The pit of Pomona

A large pit on Pomona’s West Second Street downtown was dug for a condo project by Watt Development Co. early this year, and that’s as far as the project got before the housing market crashed. Some think the pit, which takes up half a square block, is an eyesore and would rather see it filled and turned into a sculpture garden.
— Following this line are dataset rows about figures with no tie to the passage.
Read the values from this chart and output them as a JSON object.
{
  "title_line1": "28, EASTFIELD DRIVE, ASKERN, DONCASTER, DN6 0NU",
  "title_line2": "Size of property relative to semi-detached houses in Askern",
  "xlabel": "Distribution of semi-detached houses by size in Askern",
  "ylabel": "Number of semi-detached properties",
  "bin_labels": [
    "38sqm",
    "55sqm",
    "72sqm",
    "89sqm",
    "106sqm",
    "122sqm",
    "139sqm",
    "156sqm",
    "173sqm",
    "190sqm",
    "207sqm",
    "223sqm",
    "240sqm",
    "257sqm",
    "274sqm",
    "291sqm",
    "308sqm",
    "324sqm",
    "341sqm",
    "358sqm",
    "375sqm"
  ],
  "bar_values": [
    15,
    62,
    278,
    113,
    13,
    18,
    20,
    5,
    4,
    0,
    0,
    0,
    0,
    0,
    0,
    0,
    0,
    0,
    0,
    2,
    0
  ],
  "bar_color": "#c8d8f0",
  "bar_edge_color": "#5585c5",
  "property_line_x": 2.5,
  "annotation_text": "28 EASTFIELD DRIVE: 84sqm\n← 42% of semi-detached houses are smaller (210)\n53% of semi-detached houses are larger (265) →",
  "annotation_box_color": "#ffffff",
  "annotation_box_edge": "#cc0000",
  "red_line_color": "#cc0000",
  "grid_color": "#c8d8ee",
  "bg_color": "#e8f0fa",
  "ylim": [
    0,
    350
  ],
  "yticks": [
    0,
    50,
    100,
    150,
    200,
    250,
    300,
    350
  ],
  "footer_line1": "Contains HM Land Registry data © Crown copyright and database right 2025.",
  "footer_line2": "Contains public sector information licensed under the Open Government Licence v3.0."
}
At lunch Monday I was reading a Talk of the Town item in the Dec. 8 New Yorker about NYC’s own construction pits. Let me quote the relevant portion:

“What will become of the pits? Can we turn them into half-wild swimming holes, like the granite quarries of New England? Ring them with barbed wire and convert them into debtors’ prisons or internment camps for the culprits who structured synthetic C.D.O.s? They’d make excellent ha-has, for livery horses or livestock. Corn mazes. Extreme-cockfighting arenas. Or perhaps they could serve, over time, as urban tar pits, entrapping and preserving in garbage and white brick dust the occasional unlucky passerby for the scientific edification of future generations, if there turn out to be any. Or they could become parking lots.

“Vacant space tends to remain vacant, in anticipation of an upswing. Tax policy, inertia, and the eternal belief that things will get better (profitable) again usually trump civic dreams of pocket parks or stickball fields.”

An extreme-cockfighting arena has merit, though.